Contudo, podemos deduzir do Regime Jurídico das Instituições de Ensino Superior (RJIES), uma noção distinta de "fundação pública". Uma que já não é uma subespécie de instituto público e que até pode reger-se por regras de Direito Privado (vejam o artigo 129º), as fundações públicas de ensino superior, a que o legislador chama de fundações públicas apesar de parecer querer aplicar-lhes um regime distinto das fundações públicas referidas no páragrafo anterior. Começa a perceber-se a razão da desinformação e do preconceito em relação às fundações.

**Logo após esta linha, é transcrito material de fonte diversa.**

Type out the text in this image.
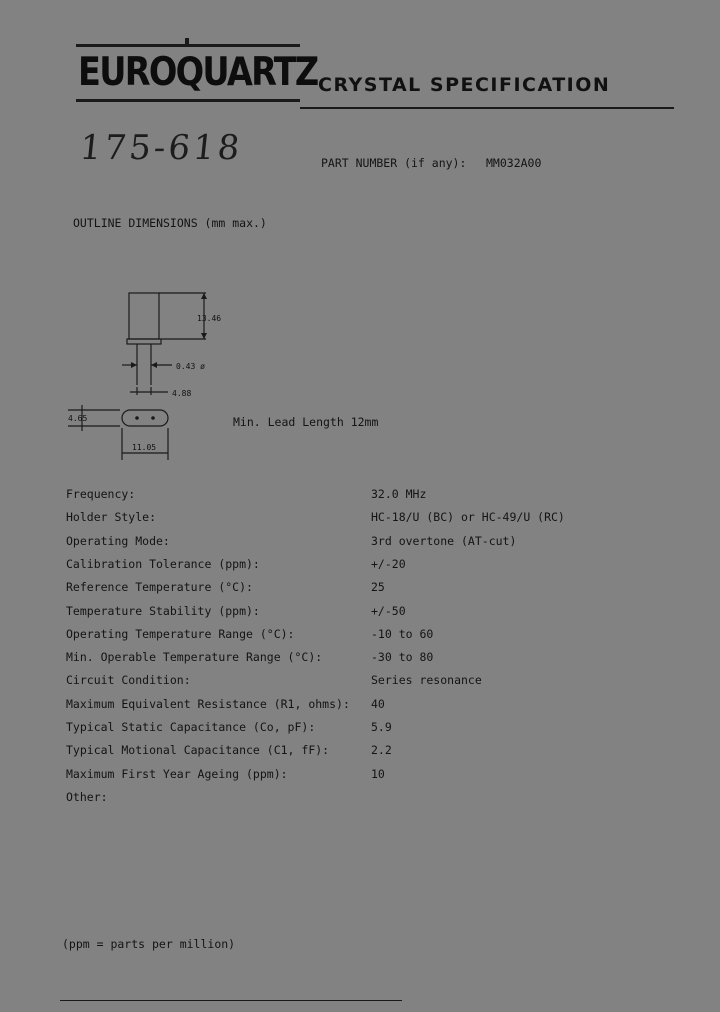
EUROQUARTZ CRYSTAL SPECIFICATION
175-618	PART NUMBER (if any): MM032A00
OUTLINE DIMENSIONS (mm max.)
13.46
0.43 ø
4.88
4.65
11.05
Min. Lead Length 12mm
Frequency:	32.0 MHz
Holder Style:	HC-18/U (BC) or HC-49/U (RC)
Operating Mode:	3rd overtone (AT-cut)
Calibration Tolerance (ppm):	+/-20
Reference Temperature (°C):	25
Temperature Stability (ppm):	+/-50
Operating Temperature Range (°C):	-10 to 60
Min. Operable Temperature Range (°C):	-30 to 80
Circuit Condition:	Series resonance
Maximum Equivalent Resistance (R1, ohms): 40
Typical Static Capacitance (Co, pF):	5.9
Typical Motional Capacitance (C1, fF):	2.2
Maximum First Year Ageing (ppm):	10
Other:
(ppm = parts per million)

Para o exemplo que aqui vou dar, quero deixar claro duas coisas: (i) sou a favor da existência de uma cinemateca pública ou, pelo menos, com presença orgânica-institucional pública, por considerar que se trata de uma área da cultura onde a memória e a divulgação são facilmente secundarizadas ou mesmo afastadas por estritas considerações de mercado e porque, em algumas áreas específicas, a produção cinematográfica tem interesse geral, como são os casos de produções reconhecidas e/ou premiadas nacional e internacionalmente ou referentes a momentos históricos relevantes; (ii) tudo isto é, evidentemente, uma consideração política e, por isso, sendo o critério do interesse público um critério necessário (embora não suficiente), se o Estado decidir, politicamente, que não tem interesse numa Cinemateca está no direito dele (desde que apresente a decisão como tal e não a camufle com razões financeiras).
Ora, não se presumindo, até indicação expressa em contrário ou, pelo menos, uma indicação política de que os cortes ditados por razões financeiras estão necessariamente ligados a um juízo político negativo sobre a prossecução pública das atribuições das entidades visadas, a presunção possível deve ser no sentido de que, pese embora os cortes, as atribuições ou mesmo certas entidades devem manter-se na esfera do Estado (dado o seu interesse público, primeira razão que apontei), pese embora com outro modelo, que permita poupanças financeiras (segunda razão que apontei).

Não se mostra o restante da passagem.